Mineral's Processing Techniques Incorporated Specializing in Disk Filter Sectors and replacement parts.

About Mineral's Processing Techniques

Richard Moore (Founder and CEO) designed the orignal 'tru-flo' filter sector in the early 70's including the concept of producing it via rotational molding. To that end, we established Plastic Techniques and commenced working with various Companies to refine the product. The result was the basic filter sector we know of today with the easily removable neck. This is an important feature as wear on a filter sector is usually concentrated at the neck. The original shape of the filter sector has changed very little. However, the method of attaching the neck has been substantially altered in order to make the neck easily removable even under harsh build-up conditions.

A further modification that has taken place is the replacement of cast iron sector necks with urethane. It has been found that the urethane lasts just as long as cast iron, but is much lighter and easier to handle. The lighter weight of the urethane also reduces transport costs. The weight of the neck is very important in a filter sector as the mounting of the sector on the filter necessitates extending the neck several feet from the arms of the installer. An extra ten pounds of cast iron makes a big difference because it may be several feet in front of the hands. Urethane necks pay for them selves in one less back injury. The weight of the body of the sector has also been substantially reduced, but there aren't many people around who remember the steel/punch plate sectors we've replaced.

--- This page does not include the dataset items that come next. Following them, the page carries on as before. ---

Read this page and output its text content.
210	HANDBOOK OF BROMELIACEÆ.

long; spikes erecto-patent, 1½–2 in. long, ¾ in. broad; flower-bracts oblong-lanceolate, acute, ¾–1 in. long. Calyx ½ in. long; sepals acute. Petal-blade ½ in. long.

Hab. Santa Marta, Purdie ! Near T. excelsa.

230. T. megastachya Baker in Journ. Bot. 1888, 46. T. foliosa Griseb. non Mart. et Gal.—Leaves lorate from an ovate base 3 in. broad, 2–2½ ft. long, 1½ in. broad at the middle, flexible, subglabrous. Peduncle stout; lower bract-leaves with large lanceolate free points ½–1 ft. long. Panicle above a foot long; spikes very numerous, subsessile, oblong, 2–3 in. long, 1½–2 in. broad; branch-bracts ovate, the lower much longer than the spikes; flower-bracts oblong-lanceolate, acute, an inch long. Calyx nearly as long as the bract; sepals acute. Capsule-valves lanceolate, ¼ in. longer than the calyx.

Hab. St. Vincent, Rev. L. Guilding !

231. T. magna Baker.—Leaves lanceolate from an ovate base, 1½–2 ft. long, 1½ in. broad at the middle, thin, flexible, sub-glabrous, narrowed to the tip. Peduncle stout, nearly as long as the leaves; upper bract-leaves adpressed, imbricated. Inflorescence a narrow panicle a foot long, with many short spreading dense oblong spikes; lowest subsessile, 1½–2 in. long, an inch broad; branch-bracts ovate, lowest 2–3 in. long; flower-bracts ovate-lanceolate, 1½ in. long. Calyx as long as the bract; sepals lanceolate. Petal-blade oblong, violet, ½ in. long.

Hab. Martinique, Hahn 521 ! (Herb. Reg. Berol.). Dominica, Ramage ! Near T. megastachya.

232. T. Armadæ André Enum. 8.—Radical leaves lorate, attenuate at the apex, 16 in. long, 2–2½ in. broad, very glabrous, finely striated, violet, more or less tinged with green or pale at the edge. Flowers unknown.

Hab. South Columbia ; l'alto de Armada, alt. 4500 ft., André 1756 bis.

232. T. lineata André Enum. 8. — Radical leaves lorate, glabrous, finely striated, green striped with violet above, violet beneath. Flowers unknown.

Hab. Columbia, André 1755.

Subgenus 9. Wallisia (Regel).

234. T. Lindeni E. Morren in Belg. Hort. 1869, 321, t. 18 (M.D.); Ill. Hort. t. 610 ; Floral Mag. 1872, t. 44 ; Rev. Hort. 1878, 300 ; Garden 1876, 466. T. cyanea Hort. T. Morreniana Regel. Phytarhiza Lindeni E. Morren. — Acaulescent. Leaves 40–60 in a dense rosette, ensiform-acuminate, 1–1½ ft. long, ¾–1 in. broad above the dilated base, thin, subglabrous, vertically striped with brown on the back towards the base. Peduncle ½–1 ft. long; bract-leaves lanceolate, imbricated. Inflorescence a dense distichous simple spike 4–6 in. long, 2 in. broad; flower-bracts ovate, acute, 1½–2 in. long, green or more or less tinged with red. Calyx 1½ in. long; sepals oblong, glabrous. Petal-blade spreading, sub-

A mill, once it has been constructed and put into operation can work for a very long time given careful maintenance. To this end, we have produced a large variety of sector sizes and combinations of sector necks in order to meet the requirements of most operating disk filters. Basically, to match an existing filter sector, we need to know the overall length of the sector on the longest (usually center) dimension, plus the inside diameter of the neck.

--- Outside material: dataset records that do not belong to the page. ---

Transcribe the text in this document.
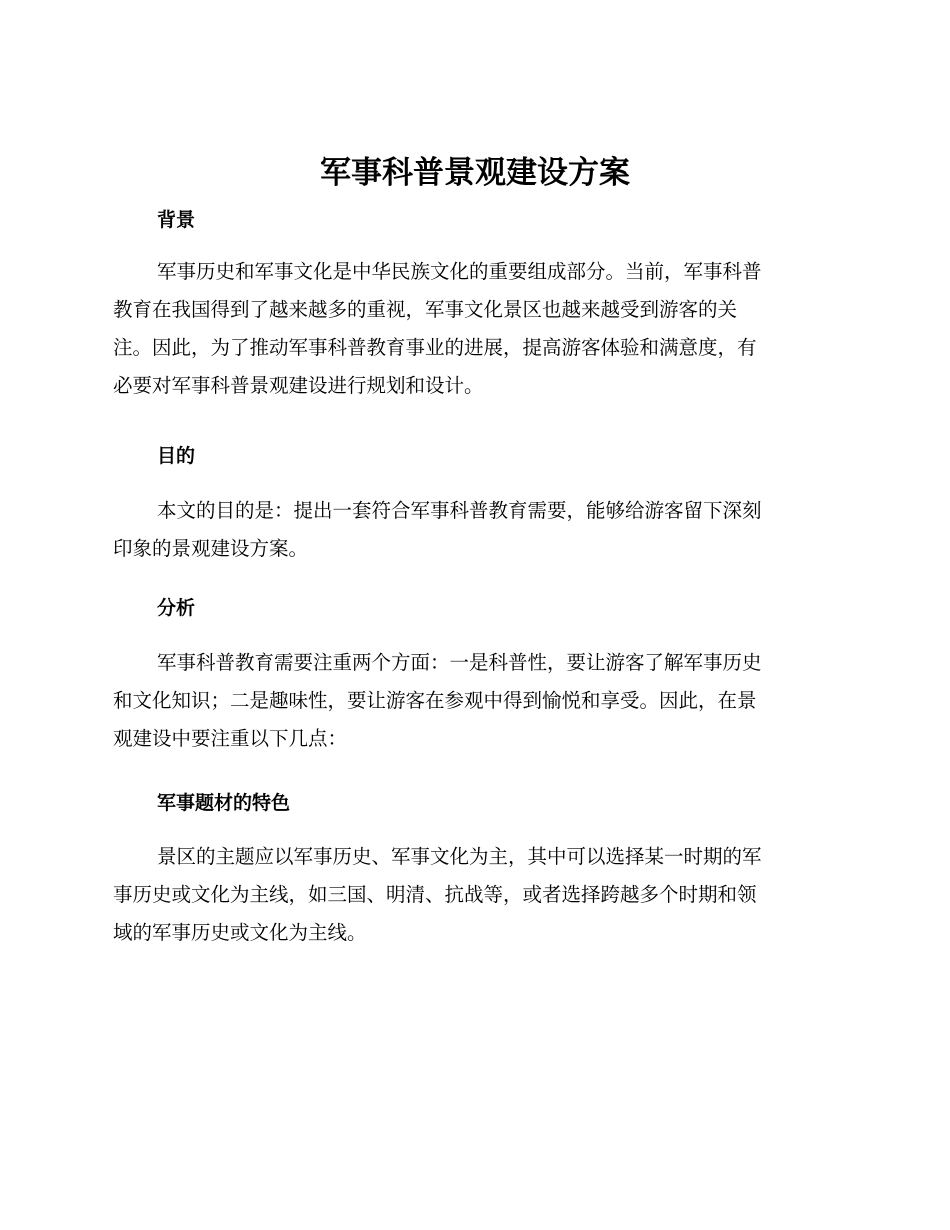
军事科普景观建设方案
背景
军事历史和军事文化是中华民族文化的重要组成部分。当前，军事科普
教育在我国得到了越来越多的重视，军事文化景区也越来越受到游客的关
注。因此，为了推动军事科普教育事业的进展，提高游客体验和满意度，有
必要对军事科普景观建设进行规划和设计。
目的
本文的目的是：提出一套符合军事科普教育需要，能够给游客留下深刻
印象的景观建设方案。
分析
军事科普教育需要注重两个方面：一是科普性，要让游客了解军事历史
和文化知识；二是趣味性，要让游客在参观中得到愉悦和享受。因此，在景
观建设中要注重以下几点：
军事题材的特色
景区的主题应以军事历史、军事文化为主，其中可以选择某一时期的军
事历史或文化为主线，如三国、明清、抗战等，或者选择跨越多个时期和领
域的军事历史或文化为主线。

If a filter sector is properly bagged, there is no reason for any wear on the sector or the neck. Improper bagging resulting in neck wear is similar to a 'fuse' in that the wear on the inside of the filter (which cannot be seen) is going to be much worse. It is very important that the corner of the bags on the sector are properly closed as described further on. We have also included a paper written by a plant engineer who set out to reduce filtrate solids to almost nothing and succeeded very well.

A plant that has never used MPTI's polyethylene filter sectors will usually want to test them to be sure that they perform as expected. Looking at a disk filter, it's logical to conclude that the best test is to install a disk. However, this is not so. Although the disk is the most obvious feature of a disk filter, the installation of the sectors in a row on the vacuum pipe is the only way to test and compare them. If a disk is installed, the polyethylene sectors will be 'averaged' with the existing sectors that are in the row; the significant operating advantages will be entirely missed. This is especially true if our sectors are compared to hollow sectors.

MPTI also provides one piece polyethylene chute liners for 6'; 6'9"; 8'10" and 10'6" disk filters. Additionally, we produce deflector plates that are produced with an 'undercurve' that slides over the lip of the chute.